Bush’s crowning achievement as president was assembling the international military coalition that liberated the tiny, oil-rich nation of Kuwait from invading Iraq in 1991 in a war that lasted just 100 hours. He also presided over the end of the Cold War between the United States and the former Soviet Union.
At the Group of 20 summit in Argentina, German Chancellor Angela Merkel, who was raised in East Germany, told reporters she likely would never have become her country’s leader had Bush not pressed for the nation’s reunification in 1990.
A humble hero of World War II, Bush was just 20 when he survived being shot down during a bombing run over Japan. He enlisted in the Navy on his 18th birthday.
Shortly before leaving the service, he married his 19-year-old sweetheart, Barbara Pierce, in a union that lasted until her death earlier this year.
“He knew what combat was all about,” Powell said on “This Week.” ”He knew that combat meant the death of people, people on your side and people on the other side. And so he wanted to avoid a war.”
Bush turned his attention to politics in the 1960s, being elected to his first of two terms in Congress in 1967. He would go on to serve as ambassador to the United Nations and China, head of the CIA and chairman of the Republican National Committee before being elected to two terms as Ronald Reagan’s vice president.

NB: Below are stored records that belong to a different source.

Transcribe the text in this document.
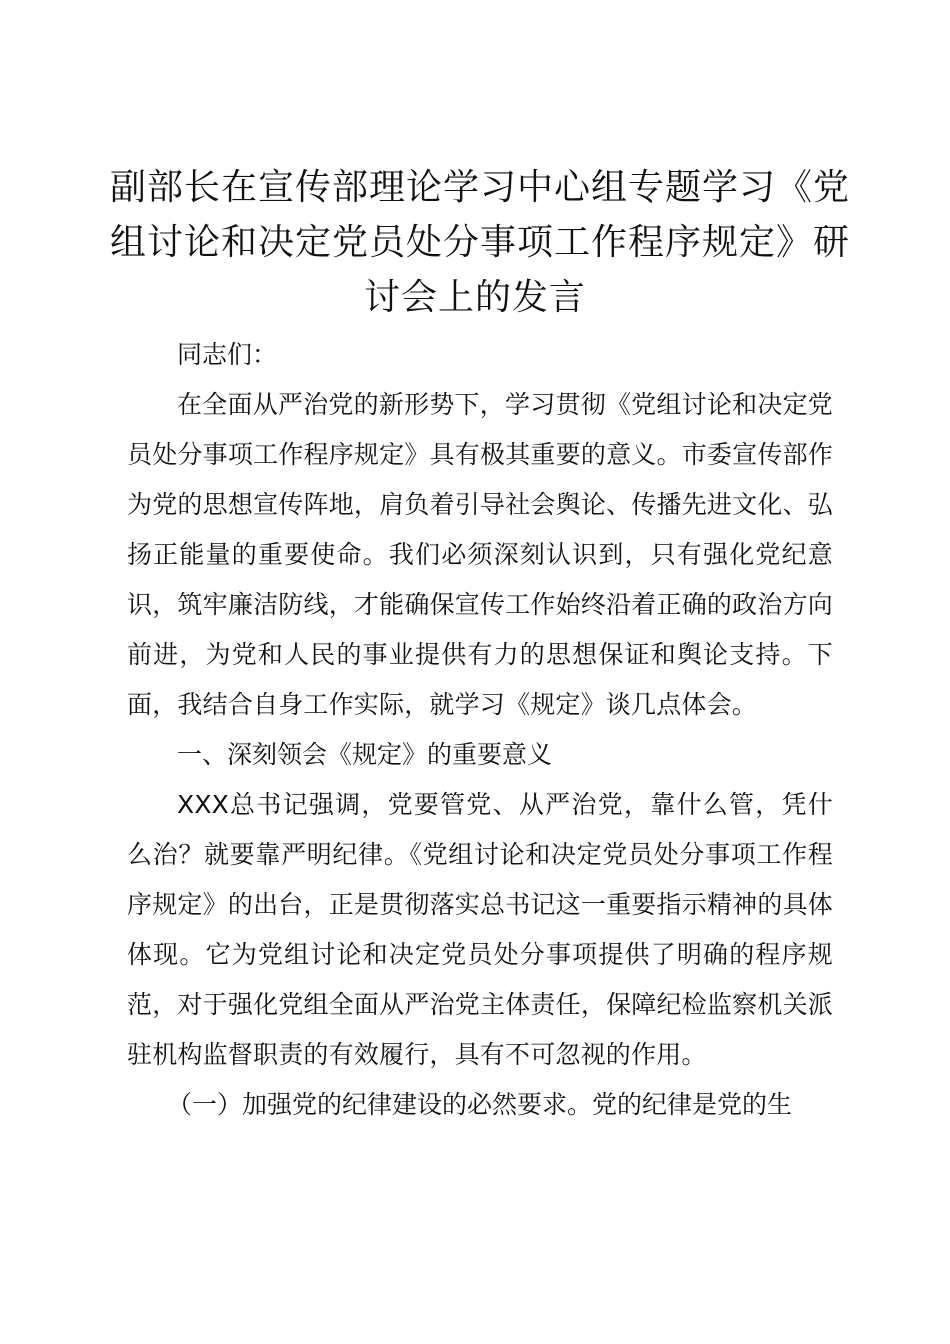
副部长在宣传部理论学习中心组专题学习《党
组讨论和决定党员处分事项工作程序规定》研
讨会上的发言

同志们：

在全面从严治党的新形势下，学习贯彻《党组讨论和决定党员处分事项工作程序规定》具有极其重要的意义。市委宣传部作为党的思想宣传阵地，肩负着引导社会舆论、传播先进文化、弘扬正能量的重要使命。我们必须深刻认识到，只有强化党纪意识，筑牢廉洁防线，才能确保宣传工作始终沿着正确的政治方向前进，为党和人民的事业提供有力的思想保证和舆论支持。下面，我结合自身工作实际，就学习《规定》谈几点体会。

一、深刻领会《规定》的重要意义

XXX总书记强调，党要管党、从严治党，靠什么管，凭什么治？就要靠严明纪律。《党组讨论和决定党员处分事项工作程序规定》的出台，正是贯彻落实总书记这一重要指示精神的具体体现。它为党组讨论和决定党员处分事项提供了明确的程序规范，对于强化党组全面从严治党主体责任，保障纪检监察机关派驻机构监督职责的有效履行，具有不可忽视的作用。

（一）加强党的纪律建设的必然要求。党的纪律是党的生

Soon after he reached the zenith of his political popularity following the liberation of Kuwait, the U.S. economy began to sour and voters began to believe that Bush, never a great orator, was out of touch with ordinary people. He lost his bid for re-election to then-Arkansas Gov. Bill Clinton, who would later become a close friend.
It wasn’t only former political rivals Bush found easy to befriend.
Roberto Molina, whose family owns Molina’s Cantina, one of Bush’s favorite Tex-Mex restaurants in Houston, said he remembers Bush’s kindness to his staff whenever he would stop by to eat.
“No matter which party you’re affiliated with, everybody seemed to say the same things about President Bush,” Molina said. “He was a down-to-earth person, approachable, and just a good man.”